Israel now has a dubious distinction: we have become the country with the highest rate of diabetes-related deaths. Diabetes-related deaths are now the 3rd leading cause of death in this country, after cancer and heart disease.
I don't know WHY Israelis are dying from diabetes-related issues.
But I do want to discuss a theory that has come up - that more people are dying from diabetes-related issues because good, nutritious food is not affordable.
Is this true? Is it not possible to eat well and not spend a lot of money?
If it is true, I may as well shut down this blog. After all, I focus a lot of energy on finding ways to feed my family nutritious food without overspending.
Yes, some foods are incredibly expensive here. Fresh fish is out of reach for many, and most red meat (the kind not processed with soy fillers) is very pricey. So are cheeses that are not price controlled! (I'm thinking of that Cheddar cheese I saw, that can easily cost about 80 shekels/kg, and some cheeses were labeled with prices over 100 shekels/kg.)
And depending upon the season, some produce may be incredibly expensive.
So what do we do about it?
The latest study shows that the average family of 6 (like mine) spends about 3100 shekels/month on food (I lumped all the different food categories together). But I think that's high. I'm going to share some personal budgeting numbers here, in the interest of being REAL...
We set a realistic grocery budget - no more than 100 shekels per week per person in my family. So on average, we spend 600 shekels per week on food. Some weeks we spend a little more - I've at times done HUGE 750 - 800 shekel shopping trips, but this evens out later in the month when we'll spend only 200-300 another week, because during the HUGE shopping week we stocked up on all the rice, lentils, split peas, flaxseed, popcorn, corn meal, etc that we need for the month. We actually try spend a little less than 600 shekels/week, on average. Our monthly totals lately have been hovering around 2100-2200 shekels on food expenses, including any iHerb or Vitacost orders I might make.

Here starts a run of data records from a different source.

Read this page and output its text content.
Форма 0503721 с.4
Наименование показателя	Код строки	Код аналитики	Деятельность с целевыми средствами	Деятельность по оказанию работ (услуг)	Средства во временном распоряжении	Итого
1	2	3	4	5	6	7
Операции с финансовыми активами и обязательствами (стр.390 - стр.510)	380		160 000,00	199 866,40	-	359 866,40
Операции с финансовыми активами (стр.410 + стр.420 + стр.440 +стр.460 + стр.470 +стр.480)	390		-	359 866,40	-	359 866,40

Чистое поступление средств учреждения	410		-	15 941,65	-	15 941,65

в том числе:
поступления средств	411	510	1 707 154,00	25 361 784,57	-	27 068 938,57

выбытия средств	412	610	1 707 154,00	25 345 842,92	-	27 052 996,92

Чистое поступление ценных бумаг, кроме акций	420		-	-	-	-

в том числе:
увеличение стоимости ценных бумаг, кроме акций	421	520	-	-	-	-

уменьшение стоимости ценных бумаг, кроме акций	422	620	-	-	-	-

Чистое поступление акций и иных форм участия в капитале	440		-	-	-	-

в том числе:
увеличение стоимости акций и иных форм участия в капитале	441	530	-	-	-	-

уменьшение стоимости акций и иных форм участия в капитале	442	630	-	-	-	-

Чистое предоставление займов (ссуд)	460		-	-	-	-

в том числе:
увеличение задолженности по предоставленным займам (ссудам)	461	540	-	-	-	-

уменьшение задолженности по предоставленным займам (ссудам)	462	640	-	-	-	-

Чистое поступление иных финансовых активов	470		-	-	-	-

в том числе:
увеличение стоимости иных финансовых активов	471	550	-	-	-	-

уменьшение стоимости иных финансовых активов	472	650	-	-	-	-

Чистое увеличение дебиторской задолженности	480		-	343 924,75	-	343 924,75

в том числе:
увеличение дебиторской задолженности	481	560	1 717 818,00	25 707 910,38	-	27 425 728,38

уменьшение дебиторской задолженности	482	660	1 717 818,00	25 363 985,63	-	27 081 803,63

I don't plan my shopping trips very well - I usually have a rough list of what I need to buy. I will write down general categories to help me stay focused, but to be perfectly honest, I am a price sensitive shopper. So even if I wanted red peppers, I won't buy them when they are 9.99/kg. No matter how badly I wanted them.
I may have wanted red apples - my children love red apples - but if yellow apples were on sale for half the price, we get yellow apples instead.
You get the idea.
One thing we don't do: we don't stock up on junk food. I won't say we never buy a bag of junk, but when we do, we do it knowing that it is a treat, an out-of-the-ordinary splurge that is not necessarily a healthy choice. But we try to practice moderation. We don't gobble up our treats. We try to practice self-control. And enjoy them a bit at a time.
I have a year's supply of chocolate chips on hand, but I use each bag as if it was the last one I had, so that we don't go overboard and use them too quickly.
But we DO eat lots of fresh fruits and vegetables. And homemade treats like muffins and my famously easy crackers. And for meals, we eat vegetarian food most of the time, as regular readers of this blog probably know by now. Vegetables are far cheaper than animal proteins. If you feel you MUST eat more animal proteins, you can find ways to stretch them. This will help you eat more plant-based foods, and will stretch your meat/fish/egg budget even further. We do, however buy chicken for Shabbat, a few dozen eggs/month, and a certain amount of cheese every week (enough to keep everyone happy. This family loves cheese. And pizza. And grilled cheese. And... I believe you understand now!).
So I would venture to state that I believe that healthy food is available, and is not out of reach. No, we don't eat everything available, there are foods we never purchase, we rarely eat out, but we eat good, tasty, nutritious food. And we spend less than 600 shekels per week doing that, for our family of six (including a teenage boy!). I think we may be able to do even better, but it is not always prudent to chase the sales. Gas for the car costs money, and time is limited.
We could certainly do better if we had a little garden, and my girls have started to lobby hard for that. I'll keep you posted if we ever follow thru on that idea! (My allergies make that difficult, but I would absolutely LOVE to grow some veggies one day...)
What do you think? Is eating healthy food too expensive?